The presidential campaign will cost some $4 billion. We worry about so much spending and what special interests contribute so much money. But another question, Michael Wolff points out, is who gets all of that money? The answer: Television stations, despite the way this flies in the face of modern marketing principles:
Presidential campaigns (and statewide races that ride the national political debate) are expensive in the extreme because they’re tactically focused on convincing the people who are the most difficult and, hence, most expensive to convince. And, arguably, the more money that is spent by both sides trying to convince the undecided helps keep them unconvinced — hence, requiring more resources in this illogical quest. The two main principles of marketing — not spending more than the sale is worth; focusing the most resources on the most susceptible buyers — are thrown out in presidential politics.
Billions are spent not only on the few, but on the diffident, bored, resistant and dumb. (If you haven’t made up your mind by this point, you probably aren’t capable of making up your mind.)
Who most directly benefits? Local television stations, and the large media companies that own them. (Among them is USA TODAY parent Gannett, which owns 23 television stations.) Also benefiting are the consultants who buy this media and whose fees are a reflection of the amount of media they buy. Politics is a large and lucrative business offering a clear payoff to a small set of players, who are almost never singled out in the debate about campaign finance reform.If rich men such as Sheldon Adelson ultimately earn some advantage from backing a winner, theirs is a vastly more indirect and uncertain gain than that of station owners and political operatives.
Curiously, nobody asks the most obvious question. Why do campaigns continue to buy, almost to the exclusion of all other media, local broadcast television? It is more costly and less efficient — that is, less targeted — than cable, digital, or even newspapers, all of which attract scant political dollars.

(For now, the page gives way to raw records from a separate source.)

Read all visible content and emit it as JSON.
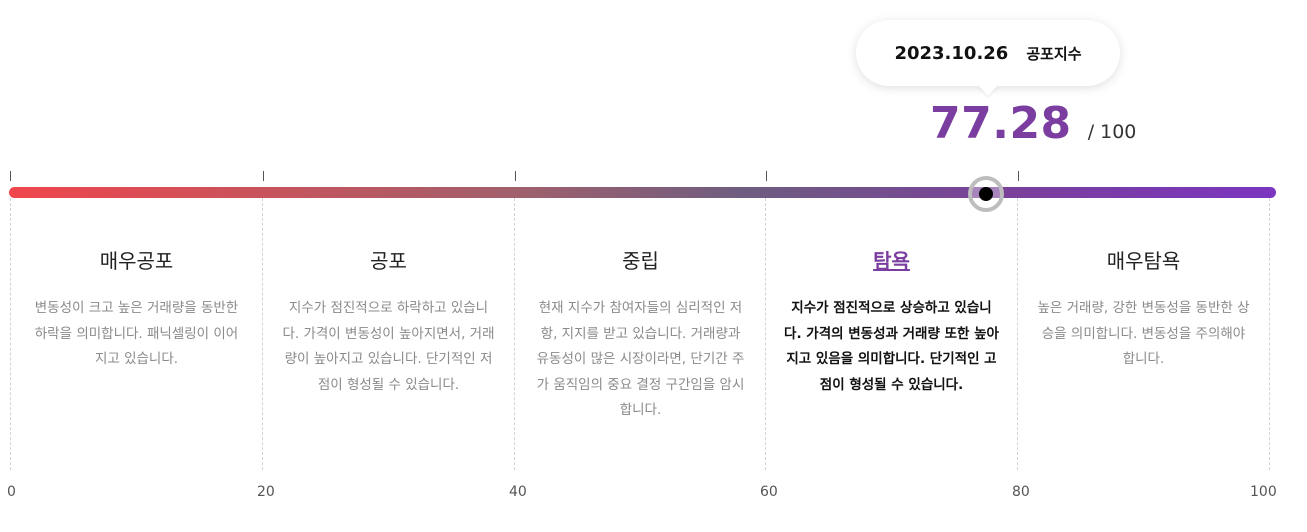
{
  "tooltip": {
    "date": "2023.10.26",
    "label": "공포지수"
  },
  "index": {
    "value": "77.28",
    "max": "/ 100",
    "level": 77.28,
    "color": "#7b3ea0"
  },
  "zones": [
    {
      "title": "매우공포",
      "desc": "변동성이 크고 높은 거래량을 동반한 하락을 의미합니다. 패닉셀링이 이어지고 있습니다."
    },
    {
      "title": "공포",
      "desc": "지수가 점진적으로 하락하고 있습니다. 가격이 변동성이 높아지면서, 거래량이 높아지고 있습니다. 단기적인 저점이 형성될 수 있습니다."
    },
    {
      "title": "중립",
      "desc": "현재 지수가 참여자들의 심리적인 저항, 지지를 받고 있습니다. 거래량과 유동성이 많은 시장이라면, 단기간 주가 움직임의 중요 결정 구간임을 암시합니다."
    },
    {
      "title": "탐욕",
      "desc": "지수가 점진적으로 상승하고 있습니다. 가격의 변동성과 거래량 또한 높아지고 있음을 의미합니다. 단기적인 고점이 형성될 수 있습니다.",
      "active": true
    },
    {
      "title": "매우탐욕",
      "desc": "높은 거래량, 강한 변동성을 동반한 상승을 의미합니다. 변동성을 주의해야 합니다."
    }
  ],
  "scale": [
    "0",
    "20",
    "40",
    "60",
    "80",
    "100"
  ],
  "colors": {
    "fear": "#f0464c",
    "greed": "#7b35c0"
  }
}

The answer is probably simple. Broadcast television, with its vast audience and quick reach, is not only the most expensive option (not least because its space is most limited), but its use most efficiently perpetuates a seesaw effect. One candidate’s media buy must be balanced by another candidate’s media buy. The strategic goal becomes about trying to raise more money to spend more money to achieve a minor edge.
The exact people each campaign should be spending less on end up, to the enrichment of media and consultants, getting vastly greater attention and dollars. The cheapening of the debate is an inevitable side-effect. It’s all about, in 1950s mass market advertising, repetition. It’s a beautiful, and old-fashioned (think selling soap in the 1950s), advertising loop — the more repetition, the more market share — benefiting media companies.
Wolff goes on to propose a solution: Since television stations are publicly licensed, let’s require them to provide free air time for political campaigns.
What do you think of that? It seems rather tyrannical to force companies to give away their products for free. And wouldn’t free ads just continue the dysfunctional marketing strategies? It would seem that the solution would be for one or perhaps both candidates to refuse to take the bait, to concentrate their spending on targeted advertising, online and elsewhere.